The Playfair cipher substitutes letter pairs. So, the cleartext needs to be written as a sequence of letter pairs (the following cleartext is a Shakespeare quote taken from Robert Thouless’ life-after-death experiment):

BA LM OF HU RT MI ND SG RE AT NA TU RE SS EC ON DC OU RS EC HI EF NO UR IS HE RI NL IF ES FE AS T

The Playfair cipher requires that no letter pair consist of two equal letters. Therefore, we add an X between the two Ss:

BA LM OF HU RT MI ND SG RE AT NA TU RE SX SE CO ND CO UR SE CH IE FN OU RI SH ER IN LI FE SF EA ST

If the number of letters in the cleartext is odd, another X needs to be added at the last position, but this is not the case here. Next, we set up a 5×5 matrix containing the letters of the alphabet in a random order (we identify the J with the I, in order to get a 25 letter alphabet):

S U R P I
E A B C D
F G H K L
M N O Q T
V W X Y Z

As you might have noticed, the letter order in the matrix has been derived with the keyword SURPRISE. It would be more secure to use a completely random order of the letters.

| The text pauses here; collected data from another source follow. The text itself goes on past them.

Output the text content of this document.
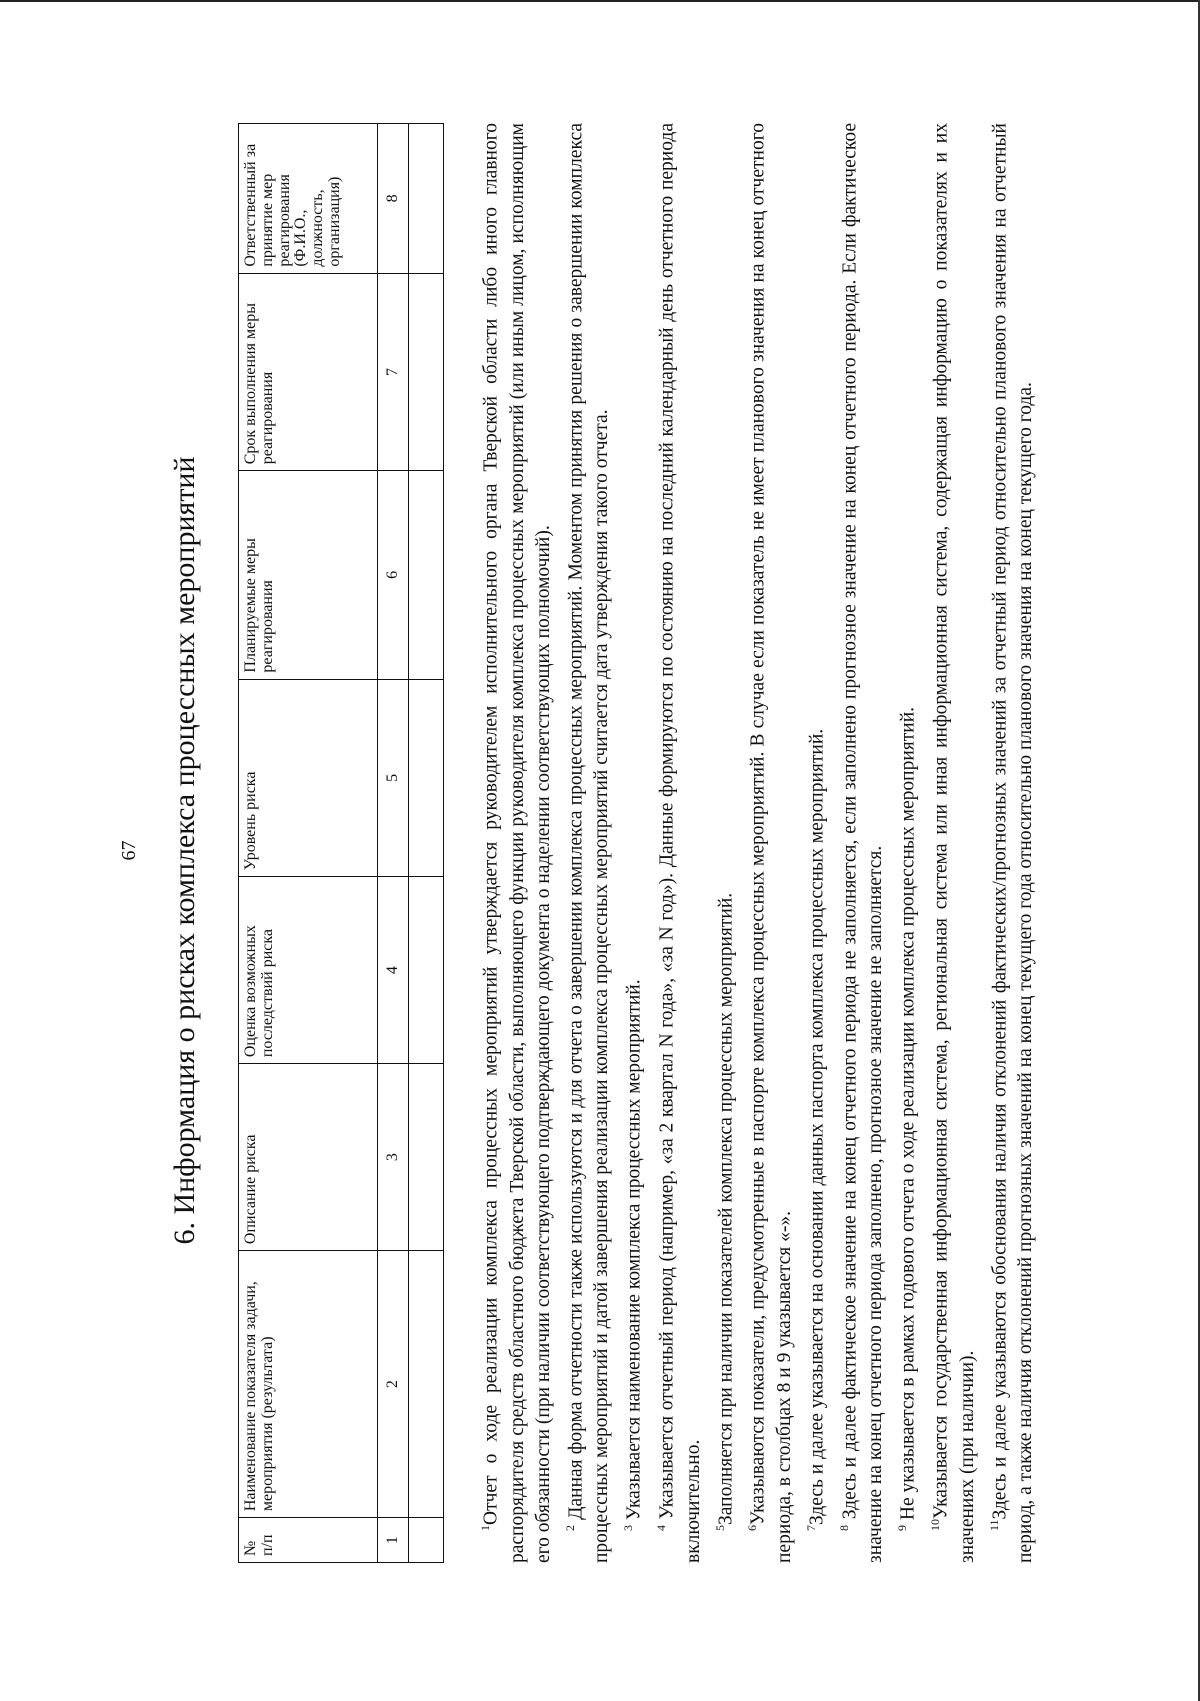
67 6. Информация о рисках комплекса процессных мероприятий
№ п/п	Наименование показателя задачи, мероприятия (результата)	Описание риска	Оценка возможных последствий риска	Уровень риска	Планируемые меры реагирования	Срок выполнения меры реагирования	Ответственный за принятие мер реагирования (Ф.И.О., должность, организация)
1	2	3	4	5	6	7	8

$^1$Отчет о ходе реализации комплекса процессных мероприятий утверждается руководителем исполнительного органа Тверской области либо иного главного распорядителя средств областного бюджета Тверской области, выполняющего функции руководителя комплекса процессных мероприятий (или иным лицом, исполняющим его обязанности (при наличии соответствующего подтверждающего документа о наделении соответствующих полномочий). $^2$ Данная форма отчетности также используются и для отчета о завершении комплекса процессных мероприятий. Моментом принятия решения о завершении комплекса процессных мероприятий и датой завершения реализации комплекса процессных мероприятий считается дата утверждения такого отчета. $^3$ Указывается наименование комплекса процессных мероприятий.

$^4$ Указывается отчетный период (например, «за 2 квартал N года», «за N год»). Данные формируются по состоянию на последний календарный день отчетного периода включительно. $^5$Заполняется при наличии показателей комплекса процессных мероприятий.

$^6$Указываются показатели, предусмотренные в паспорте комплекса процессных мероприятий. В случае если показатель не имеет планового значения на конец отчетного периода, в столбцах 8 и 9 указывается «-». $^7$Здесь и далее указывается на основании данных паспорта комплекса процессных мероприятий.

$^8$ Здесь и далее фактическое значение на конец отчетного периода не заполняется, если заполнено прогнозное значение на конец отчетного периода. Если фактическое значение на конец отчетного периода заполнено, прогнозное значение не заполняется. $^9$ Не указывается в рамках годового отчета о ходе реализации комплекса процессных мероприятий.

$^{10}$Указывается государственная информационная система, региональная система или иная информационная система, содержащая информацию о показателях и их значениях (при наличии). $^{11}$Здесь и далее указываются обоснования наличия отклонений фактических/прогнозных значений за отчетный период относительно планового значения на отчетный период, а также наличия отклонений прогнозных значений на конец текущего года относительно планового значения на конец текущего года.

Now, we replace the cleartext letter pairs (BA, LM, OF, HU, …) according to the three Playfair rules. Here are the rules in a diagram:

Here are the same rules in text form (I refer to the letter pair to be replaced as XY):

If X and Y are not in the same column and not in the same row (this is the most frequent case), form a rectangle and replace the two letters by the other two corner letters (the upper cleartext letter is replaced by the other upper letter in the rectangle, the lower cleartext letter by the lower one). For instance, LM becomes FT.
If the two letters stand in the same row, each one is replaced by its right neighbor. Here, BA becomes CB.
If the two letters stand in the same column, each one is replaced by its lower neighbor. In our example, AN becomes GW.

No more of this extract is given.